Today, I've cycled back to the haunting truth of Nature Boy. Susan and I are in our mid-60s, which means the bulk of our living is behind us and the time remaining is uncertain. No one knows how much sand remains in their personal hourglass, and we have both lost contemporaries to death and illness—an inexorable trend that will only increase. 

Looking openly at where we are, we are not choosing to be careful; we are choosing love. Rather than wasting a moment on what might have been, we are choosing to dance with whatever sand we have left. We are choosing to be alive, and I'm all in.

He won't hurt you, will he?
This was a question recently posed to Susan by a couple of concerned friends, once they became aware that something was afoot (or afootsie, you might say). Not knowing anything of me, they are being protective of their friend, not wanting her to be taken advantage of—to get her heart opened and then broken.

While Susan and I have laughed at this—a choice that is artlessly easy when immersed in the first rush of a new relationship (who wants to be cautious when you're infectiously happy?), there remains truth in it, because you cannot fully open your heart without being vulnerable to incredible suffering if things later go awry. And you have to commit yourself to the rapids of love without certainty of where the rocks lie that can hole your canoe. There is risk.

Susan and I have both gone through the agony of loss and a broken heart, and yet are choosing to love again, with each other, because Kate Wolf and Nature Boy were both right and when you boil it all down, why would you choose anything else?

In these giddy early days we have little idea what this love means in terms of how our lives will intertwine going forward. All of those conversations are ahead of us. Yet our energy burns brightly and cleanly in this opening movement of our symphony—and that is sufficient to fuel our fire for quite a while.
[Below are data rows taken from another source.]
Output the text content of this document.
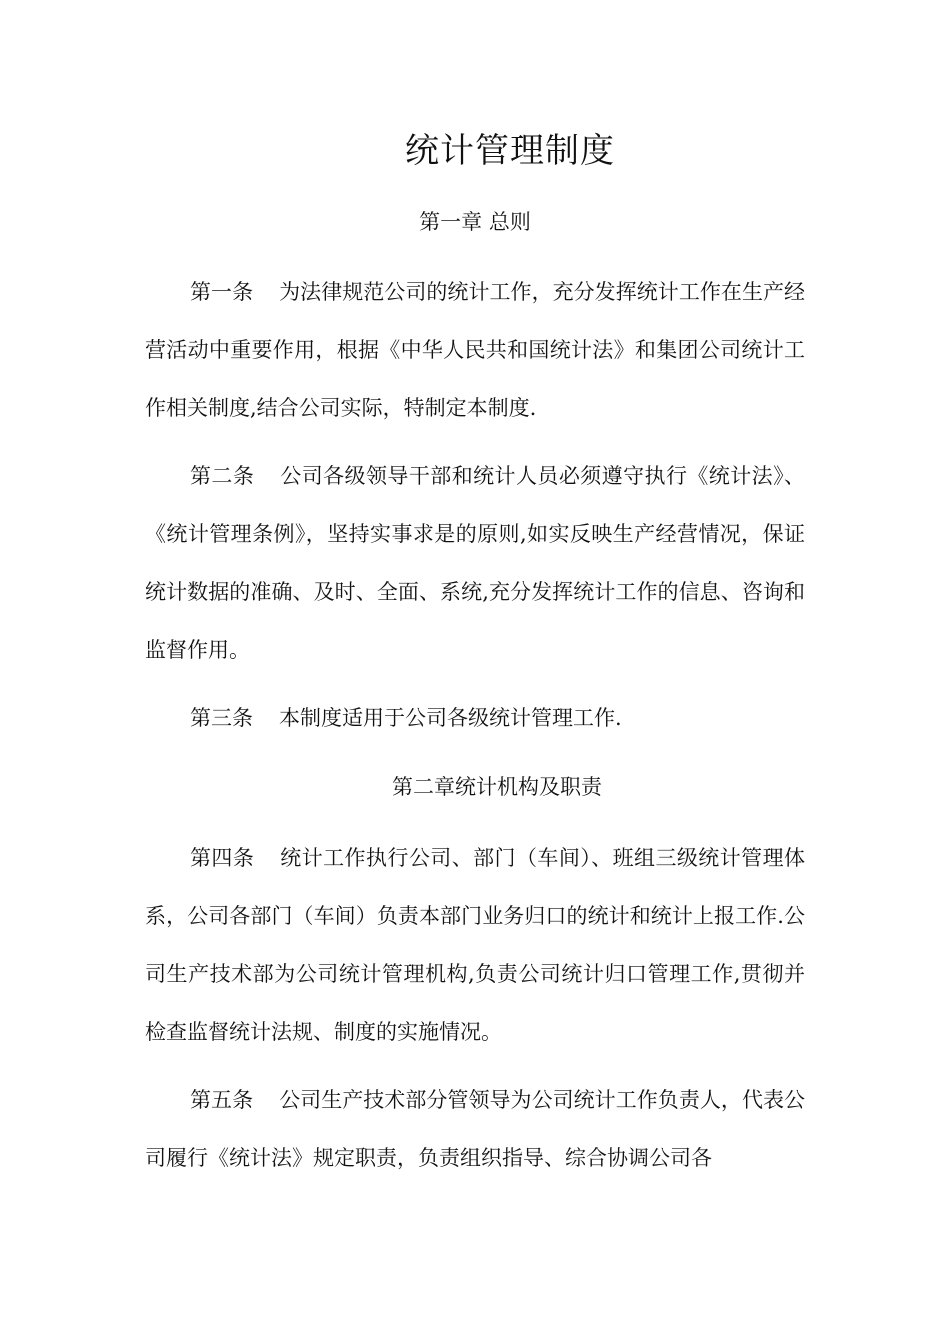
统计管理制度
第一章 总则

第一条 为法律规范公司的统计工作，充分发挥统计工作在生产经营活动中重要作用，根据《中华人民共和国统计法》和集团公司统计工作相关制度,结合公司实际，特制定本制度.

第二条 公司各级领导干部和统计人员必须遵守执行《统计法》、《统计管理条例》，坚持实事求是的原则,如实反映生产经营情况，保证统计数据的准确、及时、全面、系统,充分发挥统计工作的信息、咨询和监督作用。

第三条 本制度适用于公司各级统计管理工作.

第二章统计机构及职责

第四条 统计工作执行公司、部门（车间）、班组三级统计管理体系，公司各部门（车间）负责本部门业务归口的统计和统计上报工作.公司生产技术部为公司统计管理机构,负责公司统计归口管理工作,贯彻并检查监督统计法规、制度的实施情况。

第五条 公司生产技术部分管领导为公司统计工作负责人，代表公司履行《统计法》规定职责，负责组织指导、综合协调公司各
What's Hafiz Say About It?
The title for this essay is taken from a book of the collected love poems of the 14th Century Sufi poet, Hafiz, translated with care and verve by Daniel Ladinsky (1999). I will close with this fitting selection from that book:

Never Say It Is Not God
 
I taste what you taste. I know the kind of lyrics
your Soul most likes. I know which sounds will become
Resplendent in your mind and bring such pleasure
Your feet will jump and whirl.
When anything touches or enters your body
Never say it is not God, for He is
Just trying to get close.
I have no use for divine patience — my lips are always
Burning and everywhere. I am running from every corner
Of this world and sky wanting to kiss you;
I am every particle of dust and wheat — you and I
Are ground from His Own Body. I am rioting at your door;
I am spinning in midair like golden falling leaves
Trying to win your glance.
I am sweetly rolling against your walls and your shores
All night, even though you are asleep. I am singing from
The mouths of animals and birds honoring our
Beloved’s promise and need: to let
you know the Truth.
My dear, when anything touches or enters your body
Never say it is not God, for He and I are
Just trying to get close to you.
God and I are rushing
From every corner of existence, needing to say,
“We are yours.”

1 comment:

Maikwe said...

Laird, my beloved friend of 18 years, I am so so happy to read this today. You don't need my blessing or approval or anything else, but I'm celebrating this none-the-less. And if we played some role in each others ability to be happy in something new, then I'm glad and grateful.